NLDS GAME 3
Phillies 2, Reds 0
"“Like her husband, Sue has a glass-half-full personality. When asked before the game if the Reds being in an 0-2 series hole dampened her excitement for the night she said, ‘No, it’ll just make for a better story when we win the series.'”—Middletown Journal"
“Oh, well,” Sue whispered tragically into the night wind. “Perhaps the Bengals withstood the Bucs.”
The Cincinnati evening had already sunk to its lowest point. The river’s chill whipped itself inside the town and sent a shudder of misery through its borders. Scott Rolen had struck out eight times in the last three games. It was no surprise to the audience when he stood there basking in the warm, uncomfortable lights after his third of the night to let the roof cave in and the finality of the Reds’ 2010 campaign end with a clamorous, conclusive thud.
Who were these Reds, a fan wondered. Who were these Reds on our field. They were not the NL’s #1 offense. They weren’t tied for least amount of errors in the league. There was no Votto-matics. There was only Manuel control.
The Phillies had done a splendid job of watching a structure collapse, while their support beams held fast. Cole Hamels pitched the second complete game shut-out of the series for the Phils, creating a passage through which the first playoff sweep in Phillies history could role (Starters’ ERA for series = 1.00).
Then there was the Utley-errors, the Ryan Howard K’s, the Reds’ errors, the fake HBP, the missing of third base, the Reds errors, and the Reds’ offense and their errors really fogged up this series. It was like an artist giving up on delicate, painstaking strokes to accurately create her work, and instead just started chucking balloons full of paint at the wall. It felt like any one thing couldn’t happen without 30 flags going up (Personally, I was relieved to confirm that it was indeed a Reds fan stopping Drew Stubbs short of any web gems). And each time, you had to realize that debates were just going to haunt this series until it was over.
And surrounded those debates would be rock solid, unquestionable, irreversible starting pitching from two of their aces.

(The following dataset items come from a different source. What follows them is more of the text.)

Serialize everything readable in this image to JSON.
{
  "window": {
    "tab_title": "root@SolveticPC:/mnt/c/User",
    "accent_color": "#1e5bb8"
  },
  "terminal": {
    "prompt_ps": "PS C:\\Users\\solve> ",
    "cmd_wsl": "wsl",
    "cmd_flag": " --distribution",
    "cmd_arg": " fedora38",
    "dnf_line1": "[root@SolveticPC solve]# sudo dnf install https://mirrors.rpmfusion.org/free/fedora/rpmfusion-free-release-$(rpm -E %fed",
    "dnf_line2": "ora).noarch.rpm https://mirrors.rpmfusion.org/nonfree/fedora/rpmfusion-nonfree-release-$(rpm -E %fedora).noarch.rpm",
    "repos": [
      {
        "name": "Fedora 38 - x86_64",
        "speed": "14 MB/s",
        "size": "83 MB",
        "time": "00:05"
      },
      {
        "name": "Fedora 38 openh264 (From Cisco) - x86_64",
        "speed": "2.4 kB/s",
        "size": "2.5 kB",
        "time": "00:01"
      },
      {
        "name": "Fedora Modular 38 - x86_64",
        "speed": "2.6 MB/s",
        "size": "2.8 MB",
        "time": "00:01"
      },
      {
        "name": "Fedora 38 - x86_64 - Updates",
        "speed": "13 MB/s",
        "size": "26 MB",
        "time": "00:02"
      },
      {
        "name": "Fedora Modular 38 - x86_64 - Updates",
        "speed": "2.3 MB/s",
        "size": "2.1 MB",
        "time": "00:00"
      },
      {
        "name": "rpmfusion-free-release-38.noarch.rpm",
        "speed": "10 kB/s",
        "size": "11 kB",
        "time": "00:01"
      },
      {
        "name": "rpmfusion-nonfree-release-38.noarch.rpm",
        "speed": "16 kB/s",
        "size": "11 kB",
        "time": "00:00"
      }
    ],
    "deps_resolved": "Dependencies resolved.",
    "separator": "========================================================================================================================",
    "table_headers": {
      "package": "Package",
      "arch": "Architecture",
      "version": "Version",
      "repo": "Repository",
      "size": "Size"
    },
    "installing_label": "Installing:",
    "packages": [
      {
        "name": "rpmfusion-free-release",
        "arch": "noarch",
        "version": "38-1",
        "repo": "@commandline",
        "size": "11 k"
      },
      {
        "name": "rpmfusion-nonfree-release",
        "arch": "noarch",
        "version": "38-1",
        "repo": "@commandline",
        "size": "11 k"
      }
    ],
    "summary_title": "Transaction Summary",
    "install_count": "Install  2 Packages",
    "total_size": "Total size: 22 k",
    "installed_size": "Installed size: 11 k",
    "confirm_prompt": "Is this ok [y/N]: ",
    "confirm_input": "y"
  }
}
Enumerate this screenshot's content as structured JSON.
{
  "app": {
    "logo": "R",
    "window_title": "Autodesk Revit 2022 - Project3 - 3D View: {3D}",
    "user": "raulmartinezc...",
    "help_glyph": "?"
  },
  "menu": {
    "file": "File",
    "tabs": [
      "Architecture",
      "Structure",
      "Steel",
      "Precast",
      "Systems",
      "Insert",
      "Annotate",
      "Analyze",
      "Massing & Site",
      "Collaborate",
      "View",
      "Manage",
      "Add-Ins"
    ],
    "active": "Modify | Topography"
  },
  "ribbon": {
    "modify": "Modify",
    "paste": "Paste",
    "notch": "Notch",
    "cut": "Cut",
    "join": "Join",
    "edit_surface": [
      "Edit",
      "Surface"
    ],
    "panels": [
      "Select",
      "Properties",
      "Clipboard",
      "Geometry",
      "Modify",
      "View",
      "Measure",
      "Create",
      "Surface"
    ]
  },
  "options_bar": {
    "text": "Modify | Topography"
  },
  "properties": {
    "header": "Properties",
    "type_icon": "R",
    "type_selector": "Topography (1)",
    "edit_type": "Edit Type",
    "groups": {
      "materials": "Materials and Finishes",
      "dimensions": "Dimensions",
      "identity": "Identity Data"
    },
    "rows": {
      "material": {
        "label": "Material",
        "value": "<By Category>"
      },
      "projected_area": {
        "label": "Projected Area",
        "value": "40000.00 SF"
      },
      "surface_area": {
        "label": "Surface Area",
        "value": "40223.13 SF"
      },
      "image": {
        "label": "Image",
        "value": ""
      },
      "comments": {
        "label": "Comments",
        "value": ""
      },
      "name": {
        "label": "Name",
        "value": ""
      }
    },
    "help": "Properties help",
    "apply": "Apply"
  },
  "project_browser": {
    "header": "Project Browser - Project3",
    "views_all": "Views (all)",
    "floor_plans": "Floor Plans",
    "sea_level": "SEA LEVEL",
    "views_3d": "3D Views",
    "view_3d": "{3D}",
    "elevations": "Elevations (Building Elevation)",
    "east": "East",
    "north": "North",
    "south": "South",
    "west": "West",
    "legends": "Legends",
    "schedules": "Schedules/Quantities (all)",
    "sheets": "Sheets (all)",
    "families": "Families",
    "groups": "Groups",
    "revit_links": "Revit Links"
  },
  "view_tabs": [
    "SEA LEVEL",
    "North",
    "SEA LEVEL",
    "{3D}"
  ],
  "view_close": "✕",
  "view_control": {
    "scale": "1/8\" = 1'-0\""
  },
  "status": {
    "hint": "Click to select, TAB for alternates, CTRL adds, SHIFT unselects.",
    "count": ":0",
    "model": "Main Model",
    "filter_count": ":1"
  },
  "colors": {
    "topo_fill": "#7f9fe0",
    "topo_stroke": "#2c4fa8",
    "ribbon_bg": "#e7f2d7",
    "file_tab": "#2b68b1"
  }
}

The Phillies may be advancing in the playoffs again, but they are doing it like a team who didn’t hit 25 home runs in the 2009 post season alone. The starting pitching has eliminated the necessity for a hefty run supply, but when we did need some in Game 2, we were forced to rely on the Reds themselves, who for some reason obliged us by dropping routine plays in both a brazen and furious manner. Seven errors through the series is more than the number of hits and runs the Reds had in Games 1 and 3 combined. No, I’m not going to say “THE PHILLIES DIDN’T WIN SO MUCH AS THE etc.” comment brewing in my paragraph; everyone put down your revolvers.
I’m just saying, prepare for some slow-moving, low-scoring, high tension baseball with the Giants. The games will move fast, (as fast as playoff games are allowed to go, TBS has bills to pay), feel slow, and the K’s will be many. The offensive firestorms of post seasons previous seem to be somewhat restrained, if the NLDS was anything to note. The Phils will have to come alive in the face of Lincecum, Cain, and Sanchez–not to mention that Brian Wilson-sponsored bullpen–which is basically asking someone to be born twice.

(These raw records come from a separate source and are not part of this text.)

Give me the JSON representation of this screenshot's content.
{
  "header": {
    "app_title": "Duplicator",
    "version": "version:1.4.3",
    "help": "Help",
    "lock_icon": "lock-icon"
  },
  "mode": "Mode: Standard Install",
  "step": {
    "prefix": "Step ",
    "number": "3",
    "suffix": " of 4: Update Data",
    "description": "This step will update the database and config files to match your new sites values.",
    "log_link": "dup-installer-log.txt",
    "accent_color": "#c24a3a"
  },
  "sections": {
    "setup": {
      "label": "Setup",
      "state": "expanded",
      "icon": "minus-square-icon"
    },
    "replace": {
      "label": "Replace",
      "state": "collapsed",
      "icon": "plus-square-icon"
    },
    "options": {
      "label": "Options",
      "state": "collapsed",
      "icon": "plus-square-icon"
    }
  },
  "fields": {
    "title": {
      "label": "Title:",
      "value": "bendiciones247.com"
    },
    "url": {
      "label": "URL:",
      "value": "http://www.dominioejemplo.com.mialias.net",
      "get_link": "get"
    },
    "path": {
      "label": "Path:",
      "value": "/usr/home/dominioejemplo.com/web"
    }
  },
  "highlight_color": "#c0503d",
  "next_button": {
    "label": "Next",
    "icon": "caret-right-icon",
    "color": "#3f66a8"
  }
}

Fortunately, the Giants will be forced to do the exact same thing.
This is all speculation, of course. The Braves should have every chance to pull through and win two.
“Not on my watch,” Brooks Conrad growled.
Also Pat Burrell will be here. That will be kind of funny.
Regardless, tonight, there was only Cole Hamels on the mound, slowly, systematically erasing them one by one. It was a devastating display and by the end of it, the Reds found themselves at the ass-end of their playoff run. If you regular the message boards of opposing teams after we have done something particularly tragic to them (e.g., no-hit them, knock them out of playoffs), you’ll find that these Reds are pretty close to the 2007 Phillies. It is almost as if they serve as a creepy mirror into the past, as we watch a newer, youthful reflection of ourselves give everything they’ve got in the face of seasoned, seemingly premature defeat.
And then, we turn away, and destroy the mirror, because it is clearly haunted.
But always, always, there would be Roy Oswalt’s smile; slithering into your dreams, hurling Vulcan change-ups in your face, and laughing like a lunatic clown.